Дивился Кондратий, мял в кулаке чёрную бороду.
– На Дону у нас вольно. Людишки отовсюду ползут. У вас, чаю я, повольней.
– Ежели с Москвою ровнять. А токо и у нас, Кондраша, всякого наглядишься. Сильный себя в обиду не даст. Слабого затопчут.
– Не податься ль, смекаю, к вам да сибирян с собою смануть? Ух, грянем! Пойдёшь на Москву?
– На кой она мне? Пущай сама о себе думает. Вон сколько умов тут. Я тобол як...
– Муравей ты, Сёмушка! Едино лишь свою кучу знаешь. На Руси эдаких куч несчётно...
– Эдаких-то? – ломаные брови Ремеза гневно изогнулись, серые глаза потемнели. – Да вся Расея ваша и Дон с приданым в Сибирь вомнутся! Она, матушка, от Камня до самого океана. От верхушки, ото льдов до пустынь жарких. Неразумно судишь, Кондраша!
Разошлись хмурые, каждый чего-то не досказал. Лишь позже Ремез поймёт – не Москва понадобилась Булавину – воля. (И за нее он сложит свою чубатую голову, как в свое время Разин!)

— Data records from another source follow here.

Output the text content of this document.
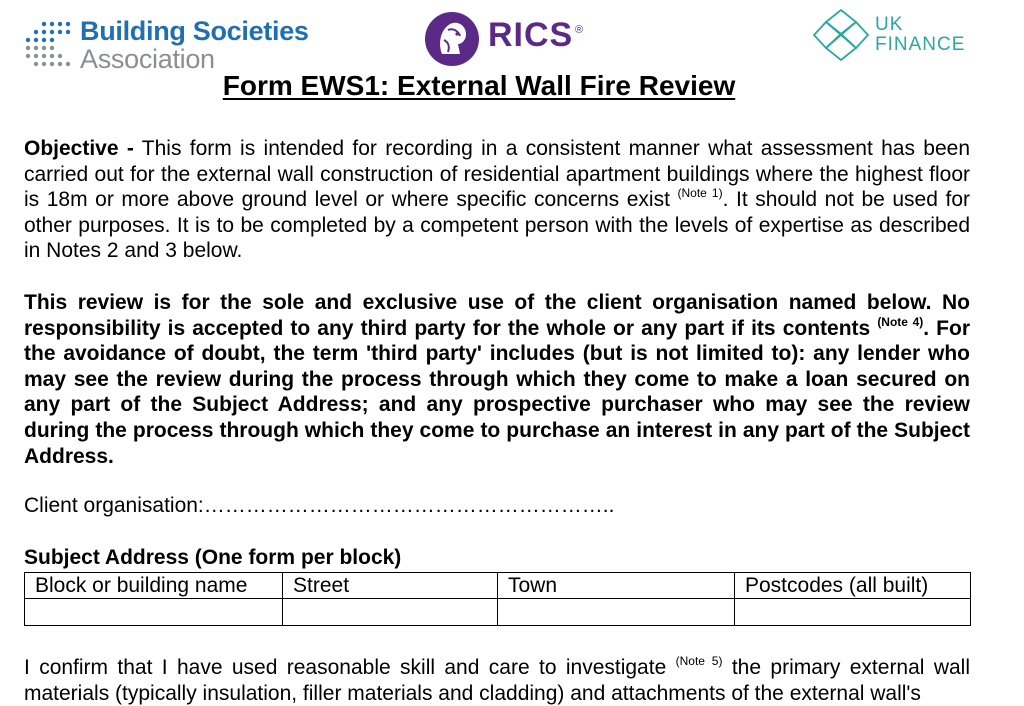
Building Societies
Association
RICS ®	UK
FINANCE
Form EWS1: External Wall Fire Review
Objective - This form is intended for recording in a consistent manner what assessment has been carried out for the external wall construction of residential apartment buildings where the highest floor is 18m or more above ground level or where specific concerns exist $^{(Note 1)}$. It should not be used for other purposes. It is to be completed by a competent person with the levels of expertise as described in Notes 2 and 3 below.
This review is for the sole and exclusive use of the client organisation named below. No responsibility is accepted to any third party for the whole or any part if its contents $^{(Note 4)}$. For the avoidance of doubt, the term 'third party' includes (but is not limited to): any lender who may see the review during the process through which they come to make a loan secured on any part of the Subject Address; and any prospective purchaser who may see the review during the process through which they come to purchase an interest in any part of the Subject Address.
Client organisation:…………………………………………………..
Subject Address (One form per block)
Block or building name	Street	Town	Postcodes (all built)

I confirm that I have used reasonable skill and care to investigate $^{(Note 5)}$ the primary external wall materials (typically insulation, filler materials and cladding) and attachments of the external wall's
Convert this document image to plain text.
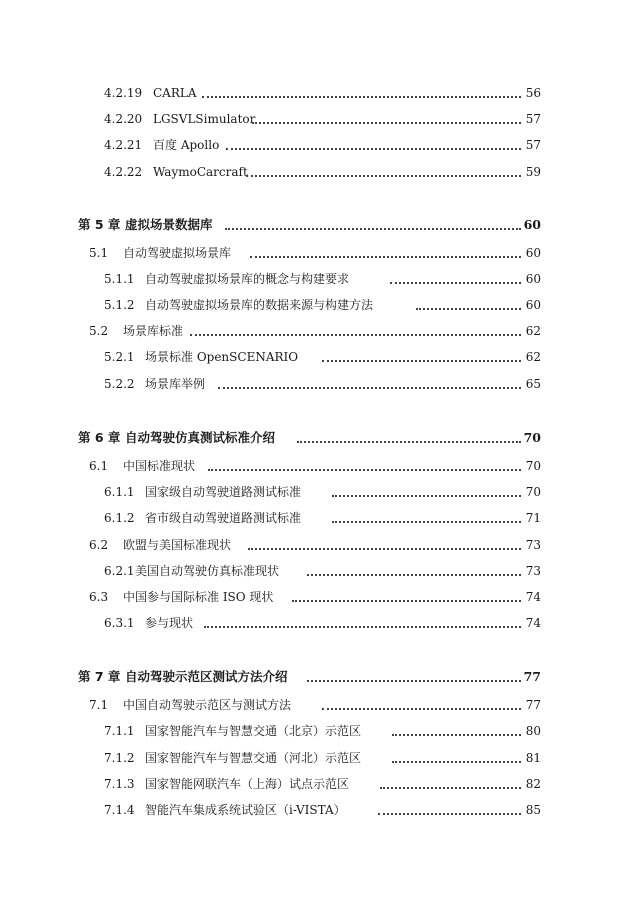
4.2.19 CARLA	56
4.2.20 LGSVLSimulator	57
4.2.21 百度 Apollo	57
4.2.22 WaymoCarcraft	59
第 5 章 虚拟场景数据库	60
5.1 自动驾驶虚拟场景库	60
5.1.1 自动驾驶虚拟场景库的概念与构建要求	60
5.1.2 自动驾驶虚拟场景库的数据来源与构建方法	60
5.2 场景库标准	62
5.2.1 场景标准 OpenSCENARIO	62
5.2.2 场景库举例	65
第 6 章 自动驾驶仿真测试标准介绍	70
6.1 中国标准现状	70
6.1.1 国家级自动驾驶道路测试标准	70
6.1.2 省市级自动驾驶道路测试标准	71
6.2 欧盟与美国标准现状	73
6.2.1 美国自动驾驶仿真标准现状	73
6.3 中国参与国际标准 ISO 现状	74
6.3.1 参与现状	74
第 7 章 自动驾驶示范区测试方法介绍	77
7.1 中国自动驾驶示范区与测试方法	77
7.1.1 国家智能汽车与智慧交通（北京）示范区	80
7.1.2 国家智能汽车与智慧交通（河北）示范区	81
7.1.3 国家智能网联汽车（上海）试点示范区	82
7.1.4 智能汽车集成系统试验区（i-VISTA）	85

Задумал Кондратий поднять сброд московский. Подымутся, покричат, разграбят с десяток хором боярских, в шелковье вырядятся, винные бочки вскроют, – тем и кончится, размышлял Ремез. Не нищих в струпьях и оборках, не расстриг и юродивых поднимать надобно, – всю Расею крестьянскую, казацкую Русь, весь люд ремесленный, всех стрельцов, сбить их в единую кучу, а сбив, превратить в грозное воинство и повести за собой. Нет, не бунтарь я! Державе своей по-иному служить стану.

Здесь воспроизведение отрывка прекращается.